Gli scenari non fanno presagire nulla di buono. A dare le carte sono i due partiti vincitori dall’ultima tornata elettorale: il Movimento 5 Stelle dell’aspirante premier Luigi di Maio e la Lega del segretario Matteo Salvini, che ha tolto lo scettro della guida della coalizione del centrodestra a Silvio Berlusconi. È proprio quest’ultimo l’ostacolo a un asse "giallo verde" Lega-5 Stelle. Come è noto, il movimento fondato da Beppe Grillo nasce proprio come antitesi a Silvio Berlusconi. I grillini non ne vogliono sapere di un Cavaliere dentro la maggioranza di Governo e hanno già fatto molta fatica a digerire l’elezione a presidente del Senato di una fedelissima di Berlusconi, Maria Elisabetta Alberti Casellati, avvocato che era in prima fila nelle manifestazioni a favore delle leggi "ad personam" in favore del Cavaliere. Avere "Il caimano" come alleato di Governo sarebbe troppo. D’altro canto per Salvini un governo coi 5 Stelle è possibile solo col centrodestra unito e non solo con la Lega.
La pregiudiziale anti Berlusconi crea un intoppo non indifferente a questa soluzione. L’aver abbassato il "tasso di berlusconismo" da parte di Salvini (come è noto Berlusconi voleva il superfedelissimo Paolo Romani alla presidenza del Senato, che è la seconda carica dello Stato) finora non ha giovato granché a questa ipotesi. Va detto che i mercati sono piuttosto preoccupati per un eventuale governo Cinque Stelle-Centrodestra per via dell’atteggiamento critico verso l’Europa di Salvini e Di Maio, in verità molto attenuato durante la scorsa campagna elettorale.

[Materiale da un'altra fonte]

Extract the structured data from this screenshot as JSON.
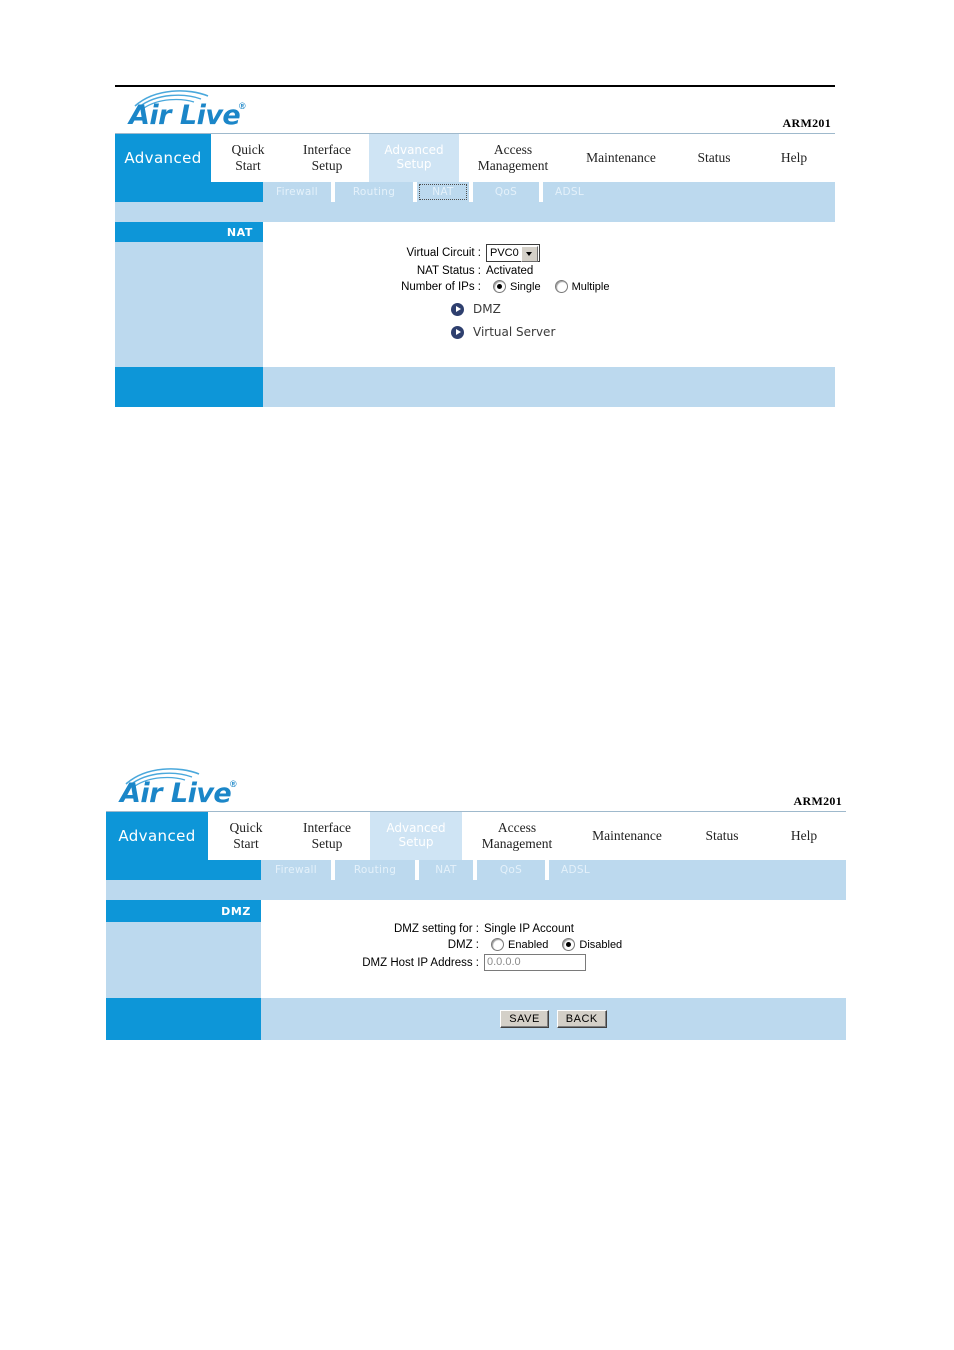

La seconda ipotesi di governo è quella di un’alleanza tra Cinque Stelle e quel che resta del Pd di Matteo Renzi, che ha dato le dimissioni e ha lasciato lo scettro del partito all’ex ministro dell’Agricoltura Maurizio Martina. Ma dentro il Pd c’è una lotta interna durissima, tra i seguaci di Renzi che vorrebbero andare all’opposizione e coloro che auspicano un’intesa coi Cinque Stelle, giudicandoli una "costola della sinistra". Difficile fare previsioni dentro un partito ormai destabilizzato, che attende la resa dei conti con la prossima assemblea generale del 21 aprile.
In questo gioco frenetico e improduttivo di veti incrociati, il presidente della Repubblica si appresta a varare il secondo giro di consultazioni più che mai preoccupato. Vi è una terza ipotesi, per il momento molto remota, quello di un "governo del Presidente", ovvero di un governo istituzionale sotto l’egida del Quirinale formato da tutti i partiti usciti dalle elezioni del 4 marzo, da affidare a una personalità di alto profilo "super partes". Ma i partiti di questa ipotesi non ne vogliono sapere. Finora. Il momento politicamente è abbastanza drammatico. Mattarella sa bene che dietro lo spettro dell’ingovernabilità di un Paese che sta lentamente uscendo dalla crisi economica si cela lo scioglimento delle Camere e nuove elezioni, probabilmente a settembre.